Der Monarch wird für den Tod von Millionen Afrikanern während der Kolonialzeit verantwortlich gemacht. Eine entsprechende Petition wurde von mehr als 60.000 Menschen unterzeichnet.

Die Initiative bekommt auch angesichts der aktuellen Proteste in den USA weiteren Zulauf.

Während der Herrschaft Leopold II. wurden im Kongo etwa zehn Millionen Menschen getötet.

Eine Online-Petition, die Leopold-Denkmäler zu entfernen, erhält immer mehr Unterschriften.

Sie soll noch bis zum 30. Juni, dem Unabhängigkeitstag des Kongo, offen sein.

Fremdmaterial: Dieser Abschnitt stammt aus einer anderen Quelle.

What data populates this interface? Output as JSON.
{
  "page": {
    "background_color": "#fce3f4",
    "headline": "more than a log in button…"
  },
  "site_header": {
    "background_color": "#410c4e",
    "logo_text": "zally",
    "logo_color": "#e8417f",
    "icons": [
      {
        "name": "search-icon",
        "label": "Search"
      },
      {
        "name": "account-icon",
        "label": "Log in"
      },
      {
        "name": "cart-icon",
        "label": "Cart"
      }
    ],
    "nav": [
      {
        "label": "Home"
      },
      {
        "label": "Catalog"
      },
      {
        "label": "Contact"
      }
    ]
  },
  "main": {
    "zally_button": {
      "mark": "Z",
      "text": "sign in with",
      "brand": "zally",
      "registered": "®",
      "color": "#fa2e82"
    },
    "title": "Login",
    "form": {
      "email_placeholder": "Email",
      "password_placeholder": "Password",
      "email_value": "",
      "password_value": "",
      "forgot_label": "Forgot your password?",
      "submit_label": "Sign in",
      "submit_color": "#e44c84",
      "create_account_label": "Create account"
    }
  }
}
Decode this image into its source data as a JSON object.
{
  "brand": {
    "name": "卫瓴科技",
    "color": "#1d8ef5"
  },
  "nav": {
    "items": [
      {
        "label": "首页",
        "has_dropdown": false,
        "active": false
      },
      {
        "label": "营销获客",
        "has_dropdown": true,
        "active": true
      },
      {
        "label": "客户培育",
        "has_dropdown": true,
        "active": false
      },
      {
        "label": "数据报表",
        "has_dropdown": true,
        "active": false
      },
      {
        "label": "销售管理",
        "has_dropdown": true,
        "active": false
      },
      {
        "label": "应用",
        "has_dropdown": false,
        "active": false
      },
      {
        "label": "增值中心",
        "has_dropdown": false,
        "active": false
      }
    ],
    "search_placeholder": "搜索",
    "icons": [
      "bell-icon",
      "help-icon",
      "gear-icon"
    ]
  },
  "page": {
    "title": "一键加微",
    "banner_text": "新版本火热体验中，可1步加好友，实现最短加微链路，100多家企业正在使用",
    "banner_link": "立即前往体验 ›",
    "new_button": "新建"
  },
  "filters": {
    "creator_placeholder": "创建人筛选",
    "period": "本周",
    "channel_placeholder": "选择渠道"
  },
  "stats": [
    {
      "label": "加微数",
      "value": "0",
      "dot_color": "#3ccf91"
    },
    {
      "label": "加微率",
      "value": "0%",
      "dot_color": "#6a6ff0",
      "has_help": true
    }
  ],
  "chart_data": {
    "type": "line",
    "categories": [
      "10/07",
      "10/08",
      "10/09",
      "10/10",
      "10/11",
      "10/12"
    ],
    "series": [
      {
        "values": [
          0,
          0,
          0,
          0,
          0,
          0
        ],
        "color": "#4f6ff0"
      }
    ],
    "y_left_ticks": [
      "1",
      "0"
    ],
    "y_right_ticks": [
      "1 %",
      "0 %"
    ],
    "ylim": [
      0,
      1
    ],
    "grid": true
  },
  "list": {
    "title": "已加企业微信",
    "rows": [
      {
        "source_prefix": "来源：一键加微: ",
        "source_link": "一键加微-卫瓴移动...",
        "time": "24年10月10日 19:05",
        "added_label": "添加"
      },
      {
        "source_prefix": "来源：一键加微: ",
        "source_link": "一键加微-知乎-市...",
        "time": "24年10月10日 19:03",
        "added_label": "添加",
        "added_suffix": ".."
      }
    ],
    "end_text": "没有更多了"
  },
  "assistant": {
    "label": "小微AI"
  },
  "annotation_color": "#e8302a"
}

Die Belgier kennten Leopold als den König, der das Land baute. Doch dieses Land sei zu großem Teil mit Erträgen aus einem Diebstahl am Kongo finanziert worden, sagt die Aktivistin Mireille-Tsheusi Robert.

Anti-Rassismus-Organisationen verlangen zudem Reparationszahlungen Belgiens an die Demokratische Republik Kongo.

Der Kongo war zwischen 1908 und 1960 belgische Kolonie und vorher praktisch Privatbesitz Leopolds.

Das belgische Militärregime war wegen seiner drakonischen Strafen bei Straftaten berüchtigt.

In Gent wurde ein Leopold-Denkmal verunstaltet. Unbekannte schrieben die letzten Worte von George Floyd: "I can't breathe".

In Belgien sind zahlreiche Straßen und Plätze nach dem Ex-Monarchen benannt.

Nach Meinung der flämischen Nationalisten muss sich das Land mit den Gräueltaten unter Leopold II. auseinandersetzen.

Dies sei Teil der belgischen Geschichte. Aber es könne nicht darum gehen, Denkmäler umzustürzen, Straßennamen zu ändern oder Geschichte und Kulturerbe auszuradieren.

Vor zwei Jahre stimmte Belgien der Benennung eines Platzes in Brüssel nach dem kongolesischen Unabhängigkeitskämpfer Patrice Lumumba zu.

Und Belgiens Kolonialmuseum - einst eine Art menschlicher Zoo - erfuhr eine konzeptionelle und inhaltliche Generalüberholung.

Die Debatte in Belgien ist wegen der Proteste in den USA schärfer ins öffentliche Bewußtsein gerückt.

Dabei geht es nicht nur um historische Verbrechen, sondern auch um institutionellen Rassismus der Gegenwart.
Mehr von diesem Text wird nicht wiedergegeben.